Of paramount importance in all of this is the idea that things, and often people too (we call them customers, clients, patients, etc.), get processed as work is conducted. Raw materials enter a plant and are refined, parts are joined into assemblies, whole chickens are broken down into portions, cars are serviced, and customers come into a shop and are accommodated,. Work flows as these things take place. A chain of people, usually with machines mixed in among them, each add a little more value what traverses the flow as they execute their work. Out of the end comes a product or service that ideally meets its needs perfectly.
Safety Engineering is the process of capturing and studying this flow of work, and generating a way in which to make it work safely, by generating a plan for ensuring that it never, ever hurts anyone, either as they execute the process, or use the product or service that comes out the end.
This plan captures the low-level details that are missing in the directions from above. It is important that, as they are filled in, they must mesh fully with those requirements put forth by the authorities.

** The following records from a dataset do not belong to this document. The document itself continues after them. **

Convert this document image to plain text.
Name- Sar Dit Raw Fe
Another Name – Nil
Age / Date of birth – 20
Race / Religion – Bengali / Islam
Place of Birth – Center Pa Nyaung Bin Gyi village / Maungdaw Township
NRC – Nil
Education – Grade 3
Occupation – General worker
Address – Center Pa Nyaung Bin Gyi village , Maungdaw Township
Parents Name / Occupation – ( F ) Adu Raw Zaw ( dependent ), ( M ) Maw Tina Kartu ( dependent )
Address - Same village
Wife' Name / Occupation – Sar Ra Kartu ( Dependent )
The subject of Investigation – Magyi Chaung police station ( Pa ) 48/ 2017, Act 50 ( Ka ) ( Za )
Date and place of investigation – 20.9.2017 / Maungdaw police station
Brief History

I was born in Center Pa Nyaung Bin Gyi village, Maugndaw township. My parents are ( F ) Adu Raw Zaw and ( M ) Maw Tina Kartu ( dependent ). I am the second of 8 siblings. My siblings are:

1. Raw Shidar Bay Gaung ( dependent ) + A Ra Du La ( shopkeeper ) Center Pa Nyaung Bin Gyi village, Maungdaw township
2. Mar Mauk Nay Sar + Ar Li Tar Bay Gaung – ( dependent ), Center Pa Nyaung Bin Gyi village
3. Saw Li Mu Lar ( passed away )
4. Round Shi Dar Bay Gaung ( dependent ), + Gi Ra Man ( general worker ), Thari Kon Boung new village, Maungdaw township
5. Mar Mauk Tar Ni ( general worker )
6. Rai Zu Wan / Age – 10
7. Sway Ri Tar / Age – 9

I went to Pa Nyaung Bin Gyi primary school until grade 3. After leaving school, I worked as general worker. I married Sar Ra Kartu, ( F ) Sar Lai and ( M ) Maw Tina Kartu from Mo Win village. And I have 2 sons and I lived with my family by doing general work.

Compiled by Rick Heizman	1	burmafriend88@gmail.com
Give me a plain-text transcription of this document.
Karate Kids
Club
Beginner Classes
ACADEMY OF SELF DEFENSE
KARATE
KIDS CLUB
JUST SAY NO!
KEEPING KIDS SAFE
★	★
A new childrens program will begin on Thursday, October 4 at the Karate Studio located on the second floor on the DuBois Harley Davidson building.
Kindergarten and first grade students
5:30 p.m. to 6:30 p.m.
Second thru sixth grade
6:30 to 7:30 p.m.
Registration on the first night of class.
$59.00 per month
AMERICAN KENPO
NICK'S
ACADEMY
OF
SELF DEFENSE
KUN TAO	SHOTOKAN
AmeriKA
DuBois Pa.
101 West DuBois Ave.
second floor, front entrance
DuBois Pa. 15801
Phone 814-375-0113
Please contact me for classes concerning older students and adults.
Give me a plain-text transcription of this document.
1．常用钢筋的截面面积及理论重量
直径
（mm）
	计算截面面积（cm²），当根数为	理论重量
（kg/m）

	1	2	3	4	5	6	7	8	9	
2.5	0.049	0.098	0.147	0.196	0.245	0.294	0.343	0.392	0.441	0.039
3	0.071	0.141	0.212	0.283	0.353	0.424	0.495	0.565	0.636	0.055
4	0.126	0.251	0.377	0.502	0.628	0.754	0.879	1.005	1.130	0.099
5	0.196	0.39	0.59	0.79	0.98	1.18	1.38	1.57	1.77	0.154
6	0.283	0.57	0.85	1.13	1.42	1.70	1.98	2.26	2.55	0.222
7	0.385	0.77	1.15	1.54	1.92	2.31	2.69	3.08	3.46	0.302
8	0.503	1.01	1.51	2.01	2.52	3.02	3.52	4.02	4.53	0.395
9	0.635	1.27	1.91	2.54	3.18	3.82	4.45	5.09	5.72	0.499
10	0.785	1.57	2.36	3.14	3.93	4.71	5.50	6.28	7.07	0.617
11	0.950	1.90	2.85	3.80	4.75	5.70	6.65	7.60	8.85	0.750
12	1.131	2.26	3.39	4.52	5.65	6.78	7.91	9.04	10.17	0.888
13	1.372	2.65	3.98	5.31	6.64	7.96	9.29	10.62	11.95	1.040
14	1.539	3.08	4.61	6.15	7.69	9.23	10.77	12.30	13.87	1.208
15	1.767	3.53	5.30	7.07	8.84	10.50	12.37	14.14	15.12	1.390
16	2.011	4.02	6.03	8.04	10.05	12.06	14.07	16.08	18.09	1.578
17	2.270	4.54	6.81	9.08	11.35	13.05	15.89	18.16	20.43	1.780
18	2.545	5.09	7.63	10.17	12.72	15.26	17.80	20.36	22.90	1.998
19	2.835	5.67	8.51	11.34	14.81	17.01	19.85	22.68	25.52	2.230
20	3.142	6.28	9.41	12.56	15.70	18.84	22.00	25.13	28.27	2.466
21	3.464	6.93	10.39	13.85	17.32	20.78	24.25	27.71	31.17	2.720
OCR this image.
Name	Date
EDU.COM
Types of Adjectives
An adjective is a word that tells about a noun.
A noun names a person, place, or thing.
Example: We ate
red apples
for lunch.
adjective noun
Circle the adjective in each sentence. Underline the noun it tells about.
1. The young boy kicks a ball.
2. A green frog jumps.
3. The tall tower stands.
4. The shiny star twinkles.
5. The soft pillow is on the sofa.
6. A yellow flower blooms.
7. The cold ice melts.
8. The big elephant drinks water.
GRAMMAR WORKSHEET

Think of the result as a large ‘tree’, with many branches, each of which describes how to achieve safety in a greater level of detail. To the implementer this tree is oriented upside-down with its trunk pointed upward. In Safety Analysis we capture safety requirements in such trees, however we call them by the fancy name ‘requirements hierarchies’. Each high-level safety requirement
Careful management of Safety Requirements is important. It is the most detailed and benefits greatly when persnickety people conduct it. Why is this? The devil is in the details. Once a complete set of safety requirements is in hand it is imperative that every last one be met — missing even the smallest detail means that someone will get hurt, if not immediately then eventually.